Calculated measures of forecast accuracy are presented in the radar chart below. The closer a measure is to zero, the more accurate is forecast in that dimension. The forecast of financial analysts is the most precise across different measures, while three other groups, and in particular households, tend to overestimate future inflation. Inflation expectations of firms display a lower magnitude of errors compared to banks and are close to those of financial experts. 

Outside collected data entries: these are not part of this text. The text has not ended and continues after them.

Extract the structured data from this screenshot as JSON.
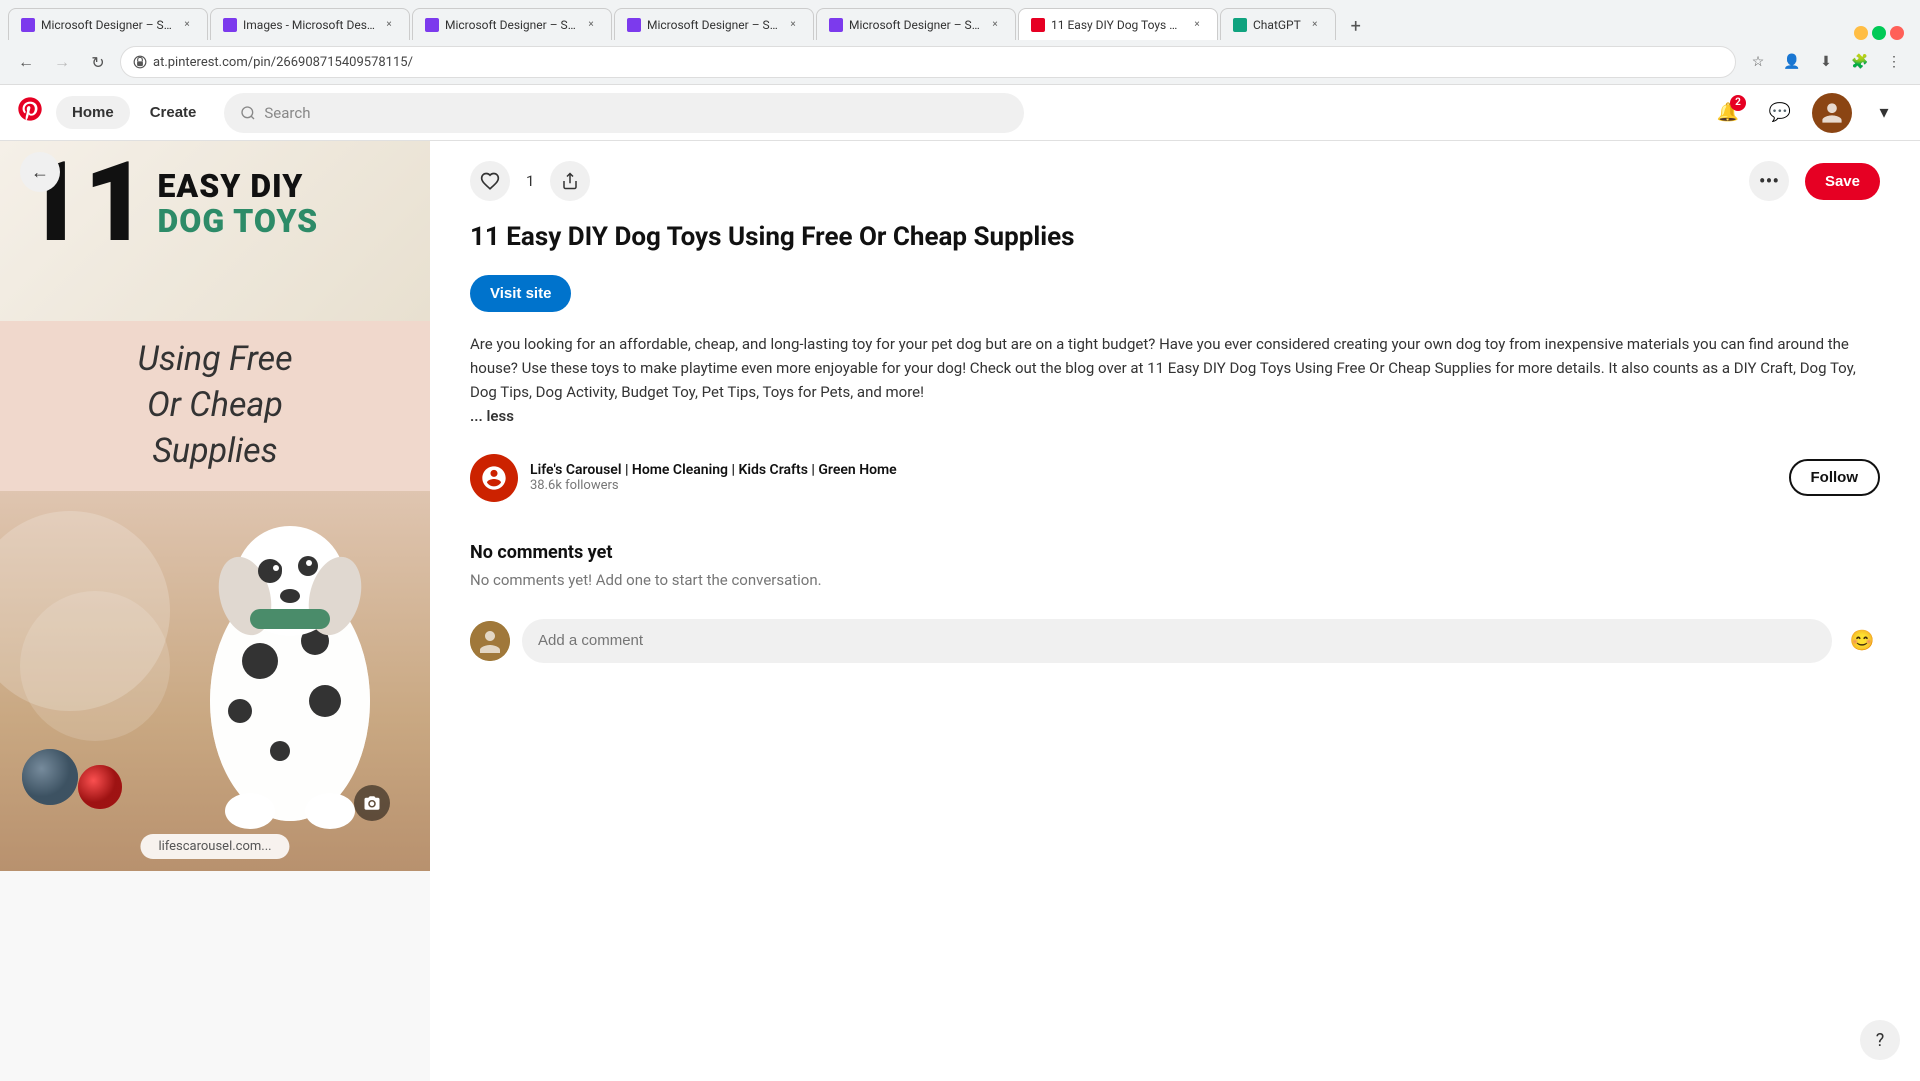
{
  "browser": {
    "tabs": [
      {
        "id": "tab1",
        "favicon_color": "#7c3aed",
        "label": "Microsoft Designer – Stunning...",
        "active": false
      },
      {
        "id": "tab2",
        "favicon_color": "#7c3aed",
        "label": "Images - Microsoft Designer",
        "active": false
      },
      {
        "id": "tab3",
        "favicon_color": "#7c3aed",
        "label": "Microsoft Designer – Stunning...",
        "active": false
      },
      {
        "id": "tab4",
        "favicon_color": "#7c3aed",
        "label": "Microsoft Designer – Stunning...",
        "active": false
      },
      {
        "id": "tab5",
        "favicon_color": "#7c3aed",
        "label": "Microsoft Designer – Stunning...",
        "active": false
      },
      {
        "id": "tab6",
        "favicon_color": "#e60023",
        "label": "11 Easy DIY Dog Toys Using Fr...",
        "active": true
      },
      {
        "id": "tab7",
        "favicon_color": "#10a37f",
        "label": "ChatGPT",
        "active": false
      }
    ],
    "url": "at.pinterest.com/pin/266908715409578115/",
    "nav": {
      "back_disabled": false,
      "forward_disabled": true
    }
  },
  "header": {
    "logo": "P",
    "nav_items": [
      "Home",
      "Create"
    ],
    "search_placeholder": "Search",
    "notification_badge": "2"
  },
  "pin": {
    "image_top_number": "11",
    "image_subtitle": "EASY DIY\nDOG TOYS",
    "image_caption": "Using Free\nOr Cheap\nSupplies",
    "website": "lifescarousel.com...",
    "like_count": "1",
    "title": "11 Easy DIY Dog Toys Using Free Or Cheap Supplies",
    "visit_site_label": "Visit site",
    "save_label": "Save",
    "description": "Are you looking for an affordable, cheap, and long-lasting toy for your pet dog but are on a tight budget? Have you ever considered creating your own dog toy from inexpensive materials you can find around the house? Use these toys to make playtime even more enjoyable for your dog! Check out the blog over at 11 Easy DIY Dog Toys Using Free Or Cheap Supplies for more details. It also counts as a DIY Craft, Dog Toy, Dog Tips, Dog Activity, Budget Toy, Pet Tips, Toys for Pets, and more!",
    "less_label": "... less",
    "author": {
      "name": "Life's Carousel | Home Cleaning | Kids Crafts | Green Home",
      "followers": "38.6k followers",
      "follow_label": "Follow"
    },
    "comments": {
      "title": "No comments yet",
      "subtitle": "No comments yet! Add one to start the conversation.",
      "input_placeholder": "Add a comment"
    }
  }
}
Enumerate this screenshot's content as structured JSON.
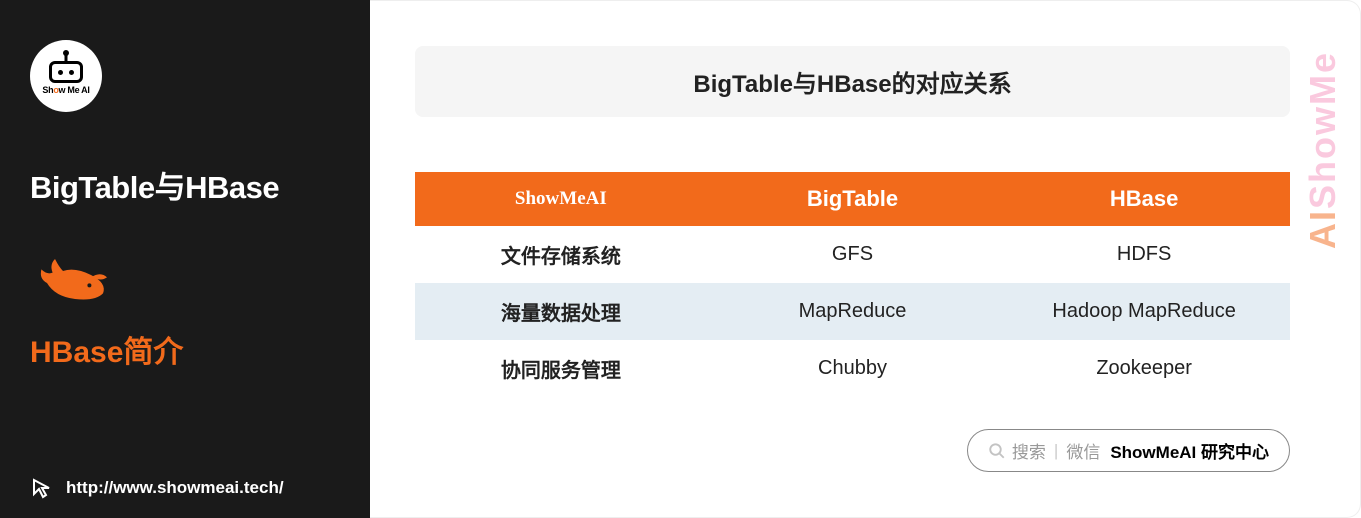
{
  "sidebar": {
    "logo_text_prefix": "Sh",
    "logo_text_o": "o",
    "logo_text_suffix": "w Me AI",
    "title": "BigTable与HBase",
    "subtitle": "HBase简介",
    "url": "http://www.showmeai.tech/"
  },
  "main": {
    "header": "BigTable与HBase的对应关系",
    "watermark_top": "ShowMe",
    "watermark_bottom": "AI"
  },
  "table": {
    "headers": [
      "ShowMeAI",
      "BigTable",
      "HBase"
    ],
    "rows": [
      [
        "文件存储系统",
        "GFS",
        "HDFS"
      ],
      [
        "海量数据处理",
        "MapReduce",
        "Hadoop MapReduce"
      ],
      [
        "协同服务管理",
        "Chubby",
        "Zookeeper"
      ]
    ]
  },
  "search": {
    "label1": "搜索",
    "label2": "微信",
    "bold": "ShowMeAI 研究中心"
  },
  "chart_data": {
    "type": "table",
    "title": "BigTable与HBase的对应关系",
    "columns": [
      "ShowMeAI",
      "BigTable",
      "HBase"
    ],
    "rows": [
      {
        "ShowMeAI": "文件存储系统",
        "BigTable": "GFS",
        "HBase": "HDFS"
      },
      {
        "ShowMeAI": "海量数据处理",
        "BigTable": "MapReduce",
        "HBase": "Hadoop MapReduce"
      },
      {
        "ShowMeAI": "协同服务管理",
        "BigTable": "Chubby",
        "HBase": "Zookeeper"
      }
    ]
  }
}
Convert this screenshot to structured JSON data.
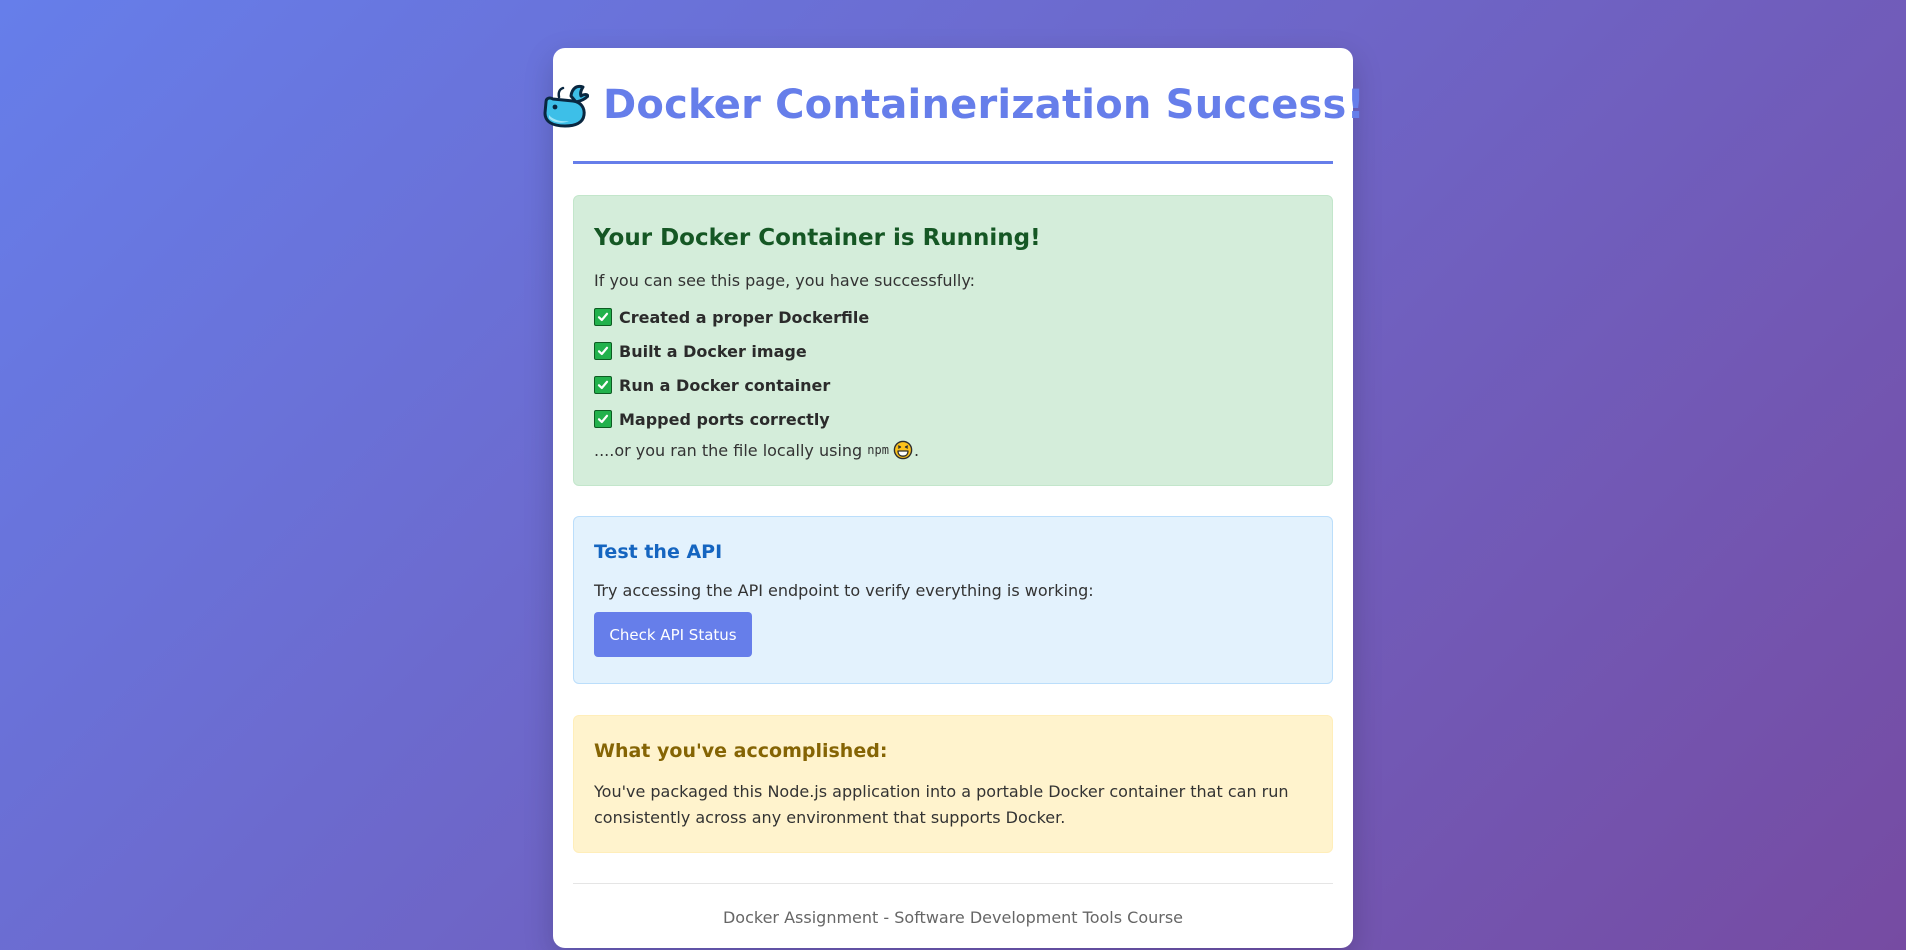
{
  "header": {
    "title": "Docker Containerization Success!",
    "icon": "whale-icon"
  },
  "success_box": {
    "heading": "Your Docker Container is Running!",
    "intro": "If you can see this page, you have successfully:",
    "items": [
      "Created a proper Dockerfile",
      "Built a Docker image",
      "Run a Docker container",
      "Mapped ports correctly"
    ],
    "outro_prefix": "....or you ran the file locally using ",
    "outro_code": "npm",
    "outro_suffix": ".",
    "icon_check": "check-mark-button-icon",
    "icon_laugh": "laughing-face-icon"
  },
  "api_box": {
    "heading": "Test the API",
    "text": "Try accessing the API endpoint to verify everything is working:",
    "button_label": "Check API Status"
  },
  "accomplished_box": {
    "heading": "What you've accomplished:",
    "text": "You've packaged this Node.js application into a portable Docker container that can run consistently across any environment that supports Docker."
  },
  "footer": {
    "text": "Docker Assignment - Software Development Tools Course"
  },
  "colors": {
    "accent": "#667eea",
    "background_start": "#667eea",
    "background_end": "#764ba2",
    "success_bg": "#d4edda",
    "success_heading": "#155724",
    "info_bg": "#e3f2fd",
    "info_heading": "#1565c0",
    "warning_bg": "#fff3cd",
    "warning_heading": "#856404"
  }
}
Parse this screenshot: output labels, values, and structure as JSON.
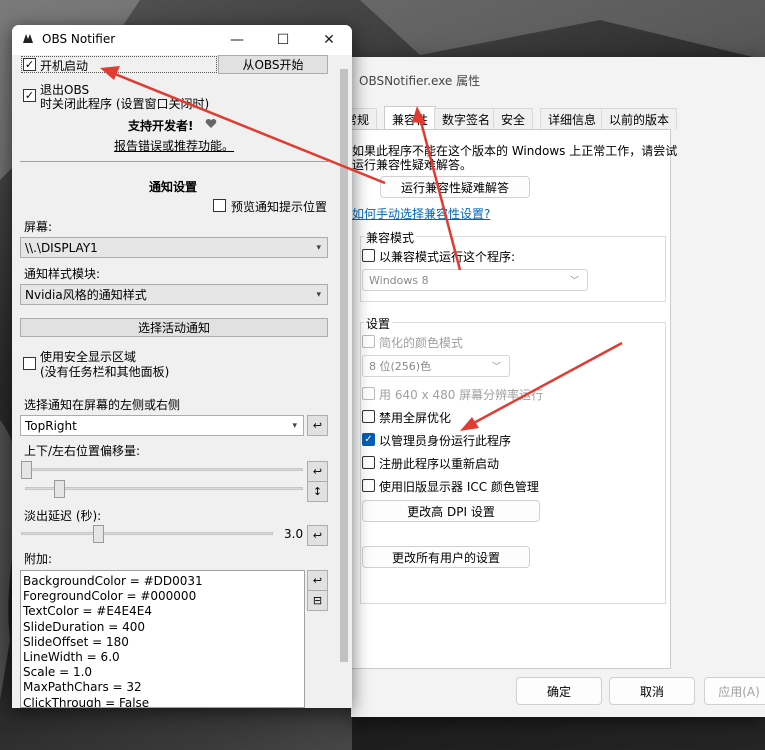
{
  "obs_window": {
    "title": "OBS Notifier",
    "controls": {
      "minimize": "—",
      "maximize": "☐",
      "close": "✕"
    },
    "startup_checkbox": {
      "label": "开机启动",
      "checked": true
    },
    "start_from_obs_button": "从OBS开始",
    "exit_obs_checkbox": {
      "line1": "退出OBS",
      "line2": "时关闭此程序 (设置窗口关闭时)",
      "checked": true
    },
    "support_dev_link": "支持开发者!",
    "report_bug_link": "报告错误或推荐功能。",
    "notification_settings_heading": "通知设置",
    "preview_position_checkbox": {
      "label": "预览通知提示位置",
      "checked": false
    },
    "screen_label": "屏幕:",
    "screen_value": "\\\\.\\DISPLAY1",
    "style_module_label": "通知样式模块:",
    "style_module_value": "Nvidia风格的通知样式",
    "select_active_button": "选择活动通知",
    "safe_area_checkbox": {
      "line1": "使用安全显示区域",
      "line2": "(没有任务栏和其他面板)",
      "checked": false
    },
    "side_label": "选择通知在屏幕的左侧或右侧",
    "side_value": "TopRight",
    "offset_label": "上下/左右位置偏移量:",
    "offset_h_fraction": 0.0,
    "offset_v_fraction": 0.11,
    "fade_label": "淡出延迟 (秒):",
    "fade_value": "3.0",
    "fade_fraction": 0.3,
    "addon_label": "附加:",
    "addon_lines": [
      "BackgroundColor = #DD0031",
      "ForegroundColor = #000000",
      "TextColor = #E4E4E4",
      "SlideDuration = 400",
      "SlideOffset = 180",
      "LineWidth = 6.0",
      "Scale = 1.0",
      "MaxPathChars = 32",
      "ClickThrough = False"
    ],
    "icons": {
      "reset": "↩",
      "swap": "↕",
      "toolbox": "⊟"
    }
  },
  "props_dialog": {
    "title": "OBSNotifier.exe 属性",
    "tabs": [
      "常规",
      "兼容性",
      "数字签名",
      "安全",
      "详细信息",
      "以前的版本"
    ],
    "active_tab": 1,
    "intro_line1": "如果此程序不能在这个版本的 Windows 上正常工作，请尝试",
    "intro_line2": "运行兼容性疑难解答。",
    "troubleshoot_button": "运行兼容性疑难解答",
    "manual_link": "如何手动选择兼容性设置?",
    "compat_mode_group": "兼容模式",
    "compat_mode_checkbox": "以兼容模式运行这个程序:",
    "compat_mode_value": "Windows 8",
    "settings_group": "设置",
    "reduced_color_checkbox": "简化的颜色模式",
    "color_value": "8 位(256)色",
    "res_640_checkbox": "用 640 x 480 屏幕分辨率运行",
    "disable_fullscreen_checkbox": "禁用全屏优化",
    "run_as_admin_checkbox": {
      "label": "以管理员身份运行此程序",
      "checked": true
    },
    "register_restart_checkbox": "注册此程序以重新启动",
    "legacy_icc_checkbox": "使用旧版显示器 ICC 颜色管理",
    "dpi_button": "更改高 DPI 设置",
    "all_users_button": "更改所有用户的设置",
    "ok_button": "确定",
    "cancel_button": "取消",
    "apply_button": "应用(A)"
  },
  "colors": {
    "arrow": "#e03c31",
    "accent": "#005fb8",
    "link": "#0067c0"
  }
}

Figure 4. Forecast accuracy for the period of March 2016 – June 2019

Note: the period before March 2016 was excluded from the analysis of forecast accuracy due to external shocks in 2014-2015 that both resulted in high inflation and could not be predicted.

Source: own calculations

 

Are the expectations rational?

Expectations of a particular variable are rational if they take into account all the existing information (formally speaking, if they are identical to the mathematical expectation of this variable). How to formally test this? If there is no bias, the slope coefficient in the regression of expected inflation on the realized inflation is equal to one and intercept – to zero, which is tested using F-statistics (Friedman, 1980). The test results are presented in Table 2. For every group, a constant term is significant, indicating systematic errors. On average, expectations are not equal to realized inflation concerning which they are formed. However, a decrease in F-statistics indicates that expectations become less biased.

Table 2. F-statistic for hypothesis of unbiasedness

F Statistic Banks Businesses Households Financial analysts
Whole period 109.76*** 51.32**** 393.37**** 523.47***
Before 2016 101.31** 53.39** 2302.2*** 1650.3***
After 2016 2.36 0.59 231.63** 65.46**

Note: Control variable and its interaction with a realized inflation are added for subperiod after March 2016. Because of quarterly frequency for firms and banks, I perform F-test for the whole period as well.

 

Conclusion

We investigated the inflation expectations of households, businesses, banks and professional forecasters between January 2013 and June 2019. In the middle of this period (early 2016) inflation targeting regime was de-facto introduced. After the introduction, inflation expectations of all the groups became closer to the future inflation. This implies that the NBU’s forward guidance works.

As expected, financial analysts are the most accurate in predicting future price movements, while business slightly outperforms banks’ forecasters in the period after March 2016. Prior to that forecast mistakes of all the groups were very high because in the 2014-2015 the economy was hit by external shocks. 

After the first quarter of 2015, there is no clear relationship between expectations on inflation and exchange rate while before that there was a strong positive correlation between the two. This again suggests that communication of the central bank about inflation targeting was quite effective.

References

Friedman, B. 1980. “Survey Evidence on the Rationality of Interest Rate Expectations.Journal of Monetary Economics 6: 453-465.

Gorodnichenko, Y., and O. Coibion, O. 2015. Inflation Expectations in Ukraine: A Long Path to Anchoring? Visnyk of the National Bank of Ukraine 223.

Łyziak, T. 2014. “Inflation expectations in Poland, 2001–2013. Measurement and macroeconomic testing”. NBP Working Papers 178.

Weidmann, J. “Central bank communication as an instrument of monetary policy” Lecture, Centre for European Economic Research, Mannheim, May 2, 2018.